Glasson scholar named President of the Society for Names Studies in Britain and Ireland
Glasson native Dr Aengus Ó Fionnagáin, a lecturer in Irish at the University of Limerick, was recently elected President of the Society for Names Studies in Britain and Ireland (SNSBI) , for the period 2026 to 2029.
A past pupil of Tubberclair NS and the Marist College, Aengus went on to attend NUI Galway, completing an Arts degree in Irish and Geography.
After this degree, he found that there was Government funding available for a handful of scholarships on researching placenames.

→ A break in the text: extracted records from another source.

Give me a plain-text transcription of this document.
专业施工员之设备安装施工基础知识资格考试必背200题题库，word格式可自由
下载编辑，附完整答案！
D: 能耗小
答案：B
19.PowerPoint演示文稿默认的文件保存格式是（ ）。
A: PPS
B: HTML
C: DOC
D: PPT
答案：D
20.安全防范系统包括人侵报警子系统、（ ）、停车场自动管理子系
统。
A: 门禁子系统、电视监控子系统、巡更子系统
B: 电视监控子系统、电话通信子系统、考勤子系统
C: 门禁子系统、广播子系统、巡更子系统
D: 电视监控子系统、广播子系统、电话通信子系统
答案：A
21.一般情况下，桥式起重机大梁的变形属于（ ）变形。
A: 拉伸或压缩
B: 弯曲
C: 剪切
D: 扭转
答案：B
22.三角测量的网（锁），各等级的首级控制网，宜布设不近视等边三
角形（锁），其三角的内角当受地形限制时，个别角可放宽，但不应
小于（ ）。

Westmeath was one of the counties in which little research had been done on placenames, so Aengus successfully applied for the scholarship and started a PhD focusing on the history of townland names in two baronies near Athlone.

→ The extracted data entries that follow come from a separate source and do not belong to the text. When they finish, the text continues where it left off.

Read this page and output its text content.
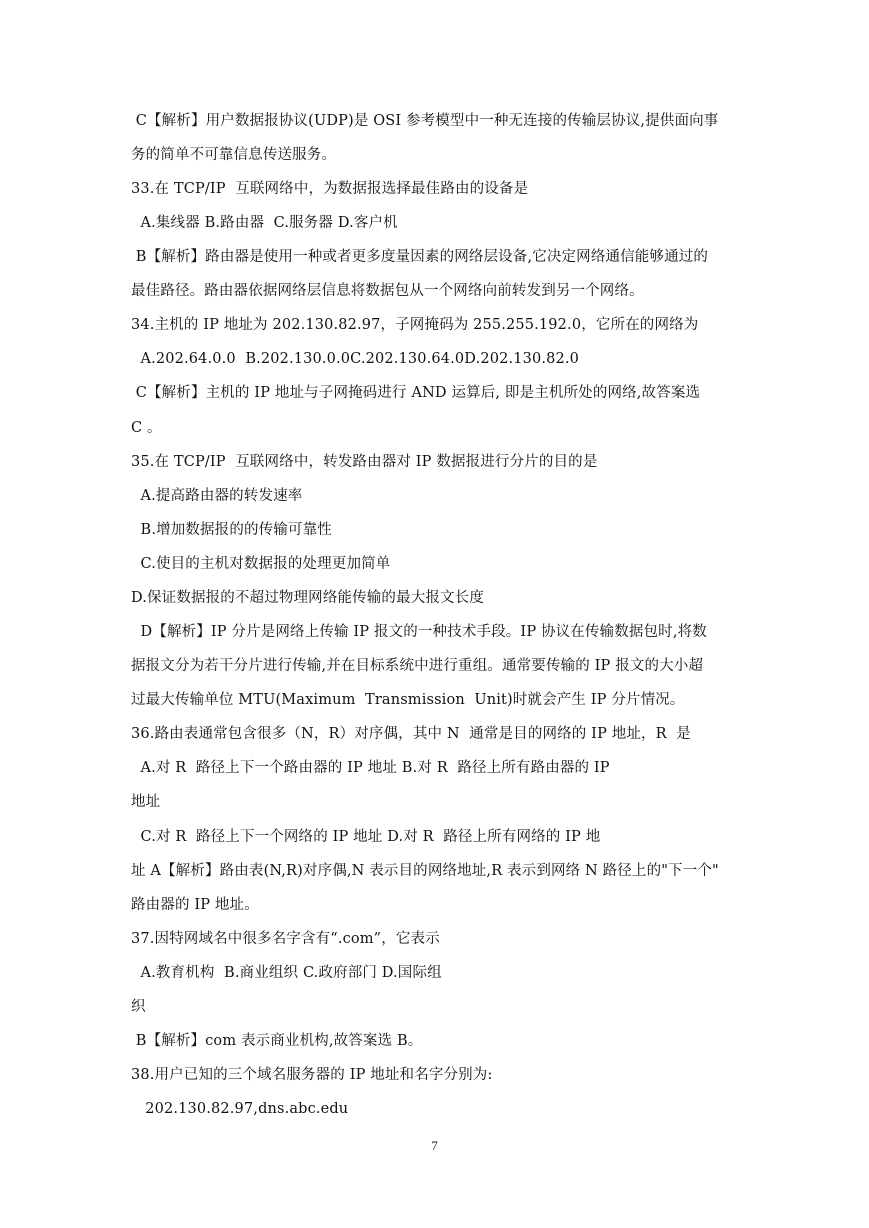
C【解析】用户数据报协议(UDP)是 OSI 参考模型中一种无连接的传输层协议,提供面向事
务的简单不可靠信息传送服务。
33.在 TCP/IP  互联网络中，为数据报选择最佳路由的设备是
A.集线器 B.路由器  C.服务器 D.客户机
B【解析】路由器是使用一种或者更多度量因素的网络层设备,它决定网络通信能够通过的
最佳路径。路由器依据网络层信息将数据包从一个网络向前转发到另一个网络。
34.主机的 IP 地址为 202.130.82.97，子网掩码为 255.255.192.0，它所在的网络为
A.202.64.0.0  B.202.130.0.0C.202.130.64.0D.202.130.82.0
C【解析】主机的 IP 地址与子网掩码进行 AND 运算后, 即是主机所处的网络,故答案选
C 。
35.在 TCP/IP  互联网络中，转发路由器对 IP 数据报进行分片的目的是
A.提高路由器的转发速率
B.增加数据报的的传输可靠性
C.使目的主机对数据报的处理更加简单
D.保证数据报的不超过物理网络能传输的最大报文长度
D【解析】IP 分片是网络上传输 IP 报文的一种技术手段。IP 协议在传输数据包时,将数
据报文分为若干分片进行传输,并在目标系统中进行重组。通常要传输的 IP 报文的大小超
过最大传输单位 MTU(Maximum  Transmission  Unit)时就会产生 IP 分片情况。
36.路由表通常包含很多（N，R）对序偶，其中 N  通常是目的网络的 IP 地址，R  是
A.对 R  路径上下一个路由器的 IP 地址 B.对 R  路径上所有路由器的 IP
地址
C.对 R  路径上下一个网络的 IP 地址 D.对 R  路径上所有网络的 IP 地
址 A【解析】路由表(N,R)对序偶,N 表示目的网络地址,R 表示到网络 N 路径上的"下一个"
路由器的 IP 地址。
37.因特网域名中很多名字含有“.com”，它表示
A.教育机构  B.商业组织 C.政府部门 D.国际组
织
B【解析】com 表示商业机构,故答案选 B。
38.用户已知的三个域名服务器的 IP 地址和名字分别为:
202.130.82.97,dns.abc.edu
7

Having spent the best part of five years working on his PhD he decided to make researching placenames a focus of his career.

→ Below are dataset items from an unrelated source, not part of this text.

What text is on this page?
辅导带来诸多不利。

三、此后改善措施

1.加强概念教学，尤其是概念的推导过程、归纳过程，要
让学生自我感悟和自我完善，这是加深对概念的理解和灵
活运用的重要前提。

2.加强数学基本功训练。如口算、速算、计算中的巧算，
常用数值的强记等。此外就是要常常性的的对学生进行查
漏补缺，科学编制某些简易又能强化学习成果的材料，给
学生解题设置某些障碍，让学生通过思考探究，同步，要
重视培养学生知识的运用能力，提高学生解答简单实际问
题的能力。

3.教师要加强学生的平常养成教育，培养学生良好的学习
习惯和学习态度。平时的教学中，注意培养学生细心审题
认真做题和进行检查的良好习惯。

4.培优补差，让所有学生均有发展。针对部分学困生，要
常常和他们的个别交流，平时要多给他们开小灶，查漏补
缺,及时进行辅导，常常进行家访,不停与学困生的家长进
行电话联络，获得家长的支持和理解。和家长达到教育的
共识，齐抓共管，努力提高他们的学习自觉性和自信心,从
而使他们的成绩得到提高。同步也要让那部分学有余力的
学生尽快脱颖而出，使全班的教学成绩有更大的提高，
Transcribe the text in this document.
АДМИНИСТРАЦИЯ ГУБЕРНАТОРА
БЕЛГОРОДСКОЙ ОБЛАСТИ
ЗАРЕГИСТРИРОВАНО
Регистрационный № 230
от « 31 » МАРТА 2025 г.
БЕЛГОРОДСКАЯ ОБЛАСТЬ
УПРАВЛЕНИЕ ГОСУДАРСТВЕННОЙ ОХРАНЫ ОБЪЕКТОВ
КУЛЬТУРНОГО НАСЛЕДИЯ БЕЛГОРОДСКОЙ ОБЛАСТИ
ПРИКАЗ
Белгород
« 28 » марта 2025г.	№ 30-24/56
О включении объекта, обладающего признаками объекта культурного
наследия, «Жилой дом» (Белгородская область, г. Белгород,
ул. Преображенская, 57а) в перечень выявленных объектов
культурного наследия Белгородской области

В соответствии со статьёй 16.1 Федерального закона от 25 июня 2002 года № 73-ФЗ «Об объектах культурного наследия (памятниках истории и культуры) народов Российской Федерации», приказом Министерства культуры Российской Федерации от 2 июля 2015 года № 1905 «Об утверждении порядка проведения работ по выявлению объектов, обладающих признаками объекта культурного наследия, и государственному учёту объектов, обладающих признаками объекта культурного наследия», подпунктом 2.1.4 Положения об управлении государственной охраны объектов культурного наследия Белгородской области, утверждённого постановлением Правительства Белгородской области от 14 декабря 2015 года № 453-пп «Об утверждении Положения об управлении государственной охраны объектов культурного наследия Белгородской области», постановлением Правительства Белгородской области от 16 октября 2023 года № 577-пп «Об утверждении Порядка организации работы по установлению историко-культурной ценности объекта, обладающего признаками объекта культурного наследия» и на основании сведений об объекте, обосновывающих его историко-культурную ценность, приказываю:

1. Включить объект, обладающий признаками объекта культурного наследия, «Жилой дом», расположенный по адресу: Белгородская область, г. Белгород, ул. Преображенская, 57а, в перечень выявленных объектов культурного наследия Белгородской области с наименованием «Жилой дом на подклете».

The SNSBI traces its origins back to 1960 and is a premier forum for scholars of onomastics in Britain and Ireland, with additional contributions from Scandinavia.
The aim of the society is to promote the interdisciplinary study of placenames, personal names, and other names, and all they can reveal about the diverse peoples, languages, histories, and landscapes of Britain and Ireland.
Aengus also presented a paper entitled 'The fields of Athlone: Town park and field names outside the walls’ at the spring conference of the society which was held from Friday, March 27, to Sunday, March 29, in the historic Guildhall in Bury St Edmunds.
Aengus acknowledged his attendance at the conference was supported by the AHSS Conference Presentation Funding Scheme, and the School of English, Irish, and Communication.
His paper was based on research for his forthcoming book on the placenames of Athlone and its hinterland.
A collection of late seventeenth-century maps of the town is a legacy of Athlone’s strategic and military significance at that time. These maps provide important insights into the layout of the town and its connection with the surrounding landscape.
The lands adjoining the town wall were a key component of the economic life of the town. This is reflected in the extraordinary collection of historical field names and names of town plots (over 80 names in the area adjoining the east-town alone) which survive in seventeenth- and eighteenth-century records.
Most of these names are of Irish-language origin, and with interpretation, many of their locations around the town identified. He said that analysis of these names can reveal much about the past economic life of the town, and its intersection with language, politics and the local landscape.